Ecco allora che ogni elemento visibile in Lumberjack the Monster è da intendere come la proiezione, e il riflesso, tanto delle psicosi della contemporaneità, quanto dei modi di interpretare l’orrore (e i suoi linguaggi) nel cinema odierno. I numerosi “mostri” che popolano le immagini del film, dal serial killer mascherato in cerca di cervelli da trafugare, agli psicopatici privi di etica e morale proprio perché già “violati” da bambini nelle loro intimità, diventano sì lo strumento con cui eviscerare la tensione dai codici classici del racconto orrorifico: ma soprattutto sono gli espedienti attraverso cui arrivare ad una traduzione, in termini puramente filmici/iconici, delle paure tipiche dell’era moderna. Al punto che ogni singola figura diviene qui il simbolo e il manifesto delle crisi delle vittime, la cui sorgente del terrore è, appunto, da trovare nell’incapacità degli esseri umani di respingere macchinazioni/perversioni sempre più invisibili ed ignote e che possono assumere una forma intelligibile solamente nell’istante in cui vengono raccontate attraverso le grammatiche iconiche dell’arte rappresentativa per eccellenza: vale a dire il cinema.
Il vero problema di Lumberjack the Monster, semmai, lo troviamo nell’adesione (fin troppo smaccata) ai codici più consueti del racconto orrorifico nipponico degli ultimi anni, soprattutto di quello di matrice mainstream. Mentre, ad esempio, un’opera ad esso affine nello spirito e nei linguaggi come Chime di Kiyoshi Kurosawa (2024) tende a far transitare il ragionamento sulle logiche del J-Horror attraverso le grammatiche e i mondi allegorici della poetica del (suo) regista, Miike, al contrario, sceglie (stranamente?) una via più tradizionale e classica per raccontare le psicosi della contemporaneità, tale da porsi in netta discontinuità con le iperboli stilistiche della sua filmografia. Tanto che se Lumberjack the Monster fosse stato più radicale nei suoi discorsi, se avesse attaccato i sensi dello spettatore con la solita, dissacrante ferocia che ha contraddistinto le narrazioni del filmmaker sin dai tempi delle prime produzioni in video (il cosiddetto V-Cinema) ecco che anche le notevoli riflessioni che attraversano il film avrebbero acquisito maggiore incisività.

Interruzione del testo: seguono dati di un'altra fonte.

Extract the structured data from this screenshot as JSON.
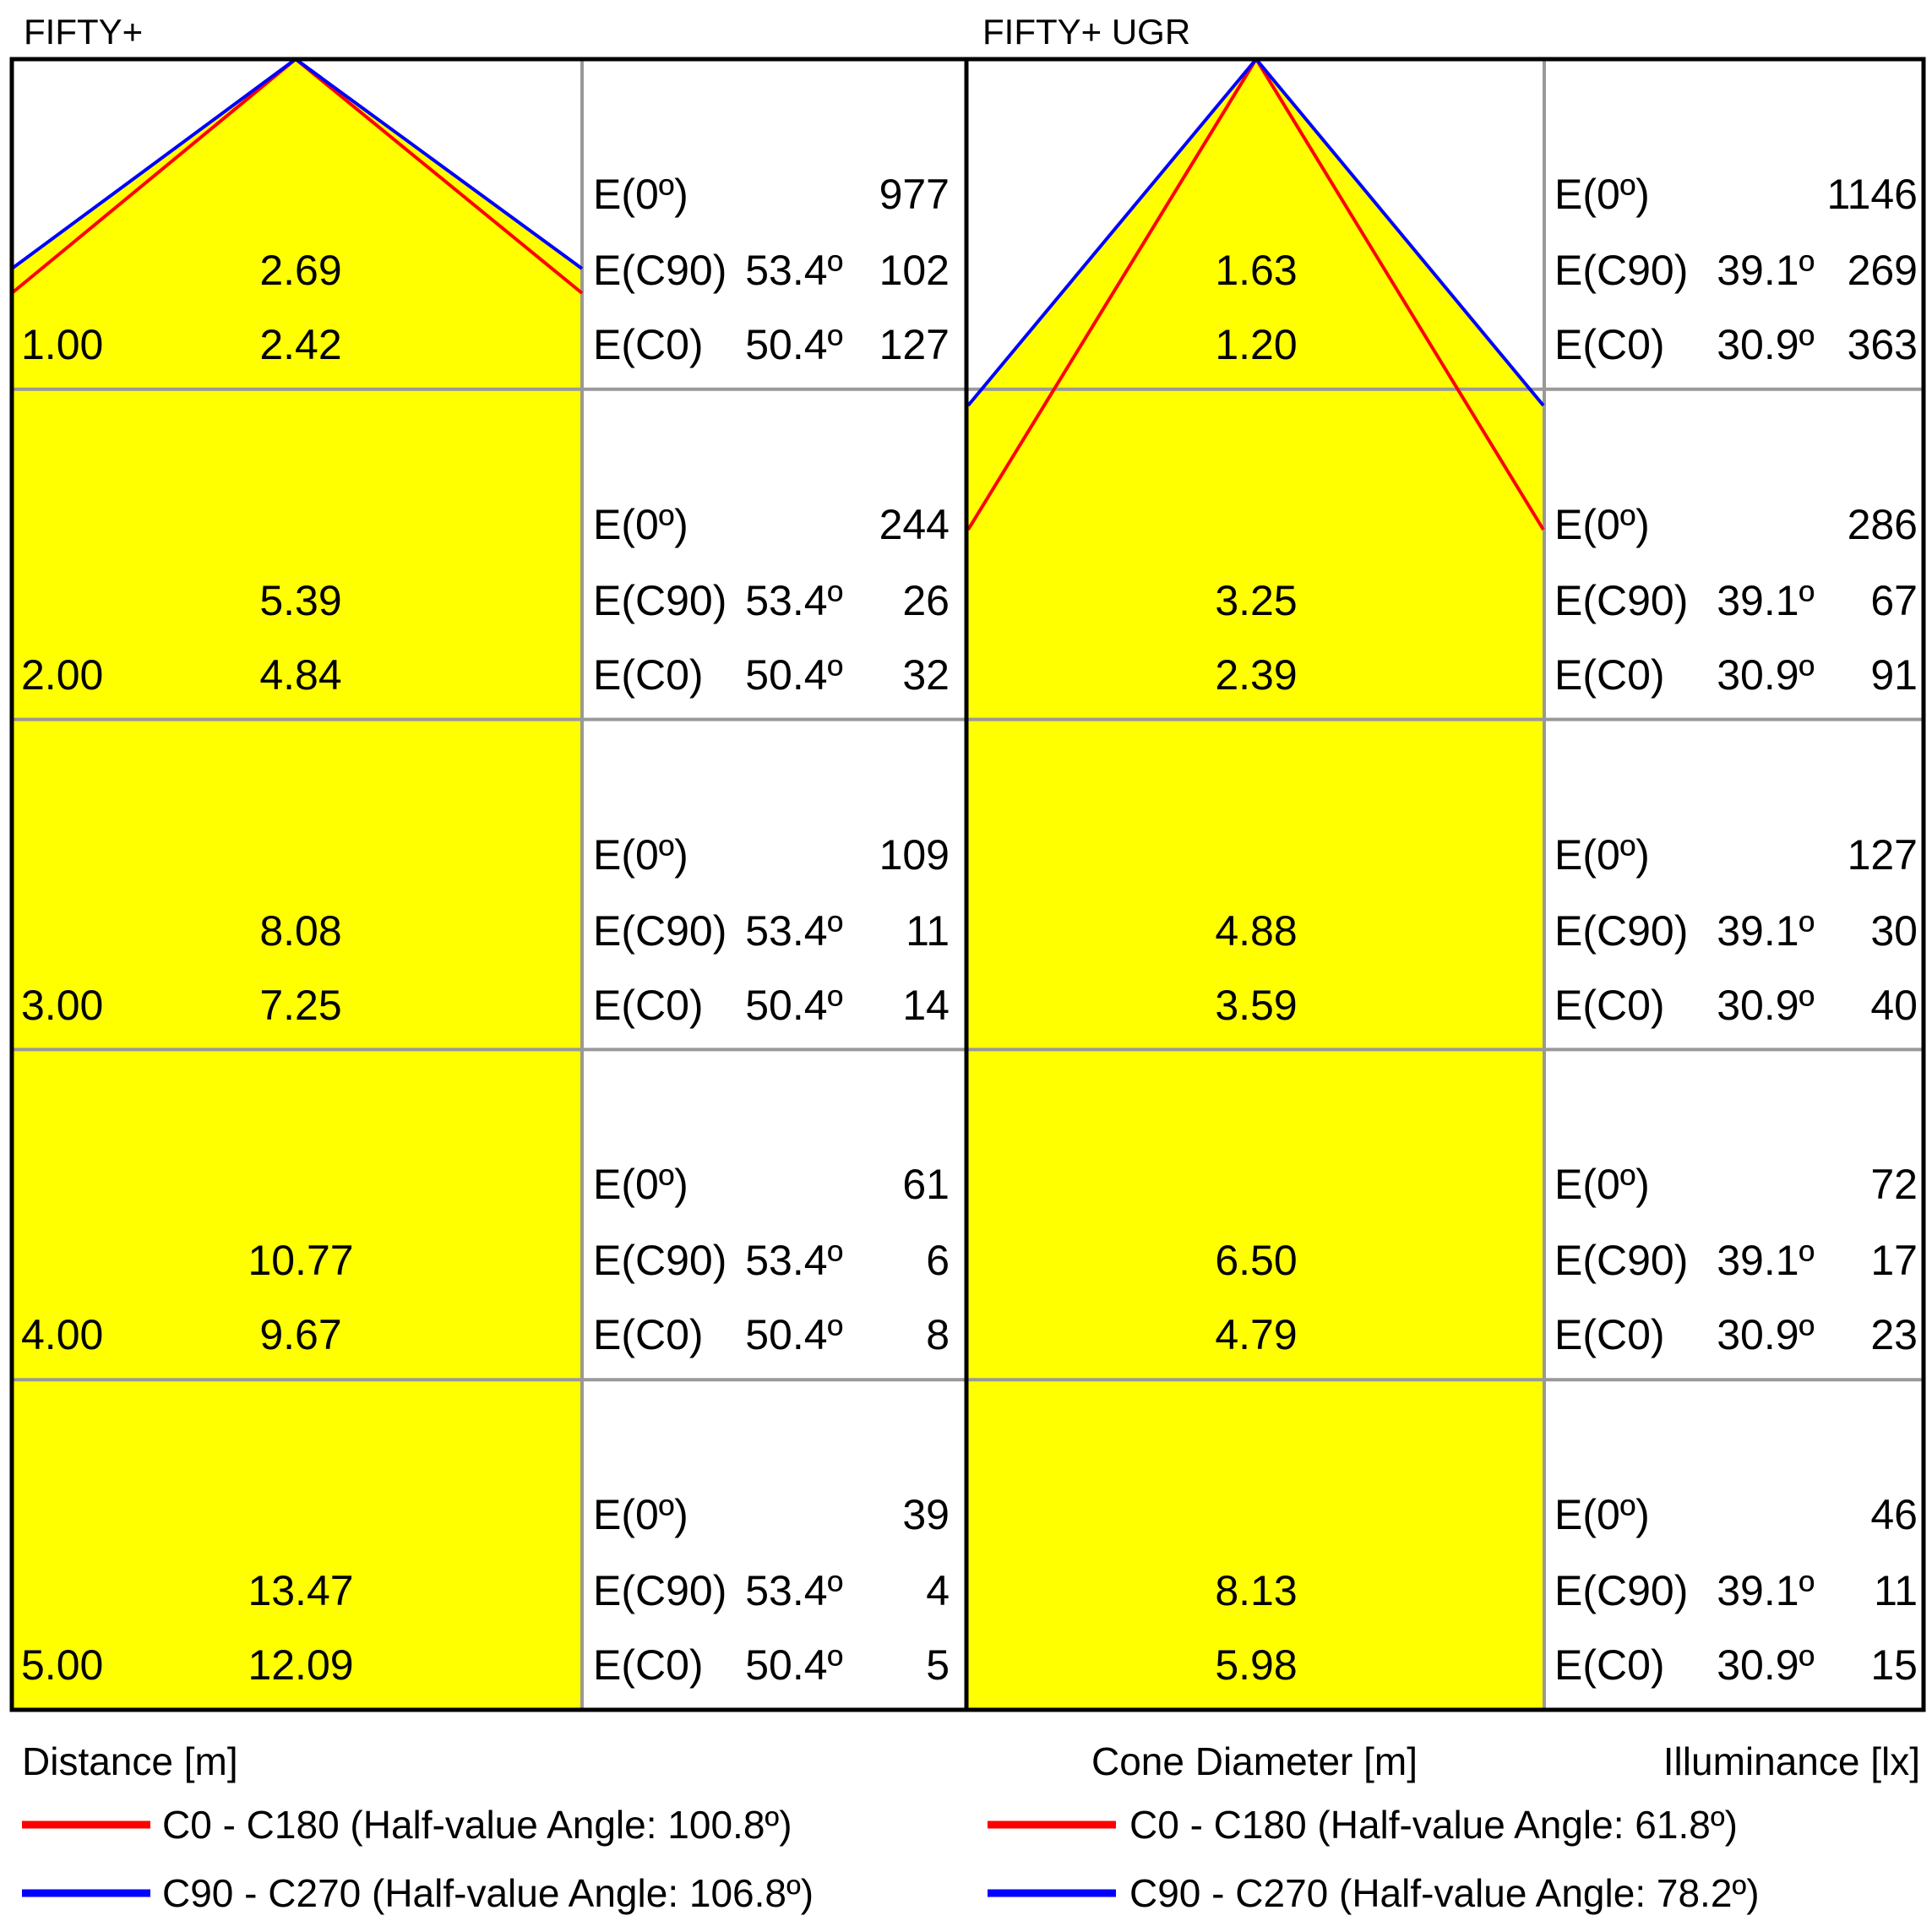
{
  "titles": {
    "left": "FIFTY+",
    "right": "FIFTY+ UGR"
  },
  "labels": {
    "e0": "E(0º)",
    "ec90": "E(C90)",
    "ec0": "E(C0)",
    "distance_caption": "Distance [m]",
    "cone_diameter_caption": "Cone Diameter [m]",
    "illuminance_caption": "Illuminance [lx]"
  },
  "left_diagram": {
    "title": "FIFTY+",
    "ec90_angle": "53.4º",
    "ec0_angle": "50.4º",
    "legend": {
      "c0": "C0 - C180 (Half-value Angle: 100.8º)",
      "c90": "C90 - C270 (Half-value Angle: 106.8º)"
    },
    "rows": [
      {
        "distance": "1.00",
        "cone_c90": "2.69",
        "cone_c0": "2.42",
        "e0": "977",
        "ec90": "102",
        "ec0": "127"
      },
      {
        "distance": "2.00",
        "cone_c90": "5.39",
        "cone_c0": "4.84",
        "e0": "244",
        "ec90": "26",
        "ec0": "32"
      },
      {
        "distance": "3.00",
        "cone_c90": "8.08",
        "cone_c0": "7.25",
        "e0": "109",
        "ec90": "11",
        "ec0": "14"
      },
      {
        "distance": "4.00",
        "cone_c90": "10.77",
        "cone_c0": "9.67",
        "e0": "61",
        "ec90": "6",
        "ec0": "8"
      },
      {
        "distance": "5.00",
        "cone_c90": "13.47",
        "cone_c0": "12.09",
        "e0": "39",
        "ec90": "4",
        "ec0": "5"
      }
    ]
  },
  "right_diagram": {
    "title": "FIFTY+ UGR",
    "ec90_angle": "39.1º",
    "ec0_angle": "30.9º",
    "legend": {
      "c0": "C0 - C180 (Half-value Angle: 61.8º)",
      "c90": "C90 - C270 (Half-value Angle: 78.2º)"
    },
    "rows": [
      {
        "cone_c90": "1.63",
        "cone_c0": "1.20",
        "e0": "1146",
        "ec90": "269",
        "ec0": "363"
      },
      {
        "cone_c90": "3.25",
        "cone_c0": "2.39",
        "e0": "286",
        "ec90": "67",
        "ec0": "91"
      },
      {
        "cone_c90": "4.88",
        "cone_c0": "3.59",
        "e0": "127",
        "ec90": "30",
        "ec0": "40"
      },
      {
        "cone_c90": "6.50",
        "cone_c0": "4.79",
        "e0": "72",
        "ec90": "17",
        "ec0": "23"
      },
      {
        "cone_c90": "8.13",
        "cone_c0": "5.98",
        "e0": "46",
        "ec90": "11",
        "ec0": "15"
      }
    ]
  },
  "colors": {
    "cone_fill": "#FFFF00",
    "c0_line": "#FF0000",
    "c90_line": "#0000FF",
    "grid_line": "#999999",
    "border": "#000000"
  }
}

A conferma di quanto la poetica di Miike, soprattutto nelle sue declinazioni horror – si pensi a Gozu (2004) o ad As the Gods Will (2014) – necessiti sempre di ritornare agli universi gargantueschi della sua ineguagliabile immaginazione, per creare un’esperienza unica nel suo incontenibile, e perverso spirito sinestetico.
Lumberjack the Monster. Regia: Takashi Miike; sceneggiatura: Hiroyoshi Koiwai; fotografia: Nobuyasu Kita; montaggio: Naoichirô Sagara; interpreti: Kazuya Kamenashi, Nanao, Riho Yoshioka, Keisuke Horibe, Shidô Nakamura, Shôta Sometani; produzione: Oriental Light and Magic (OLM), Warner Bros. Pictures Japan; distribuzione: Warner Bros. Pictures Japan, Netflix; origine: Giappone; durata: 119’; anno: 2023.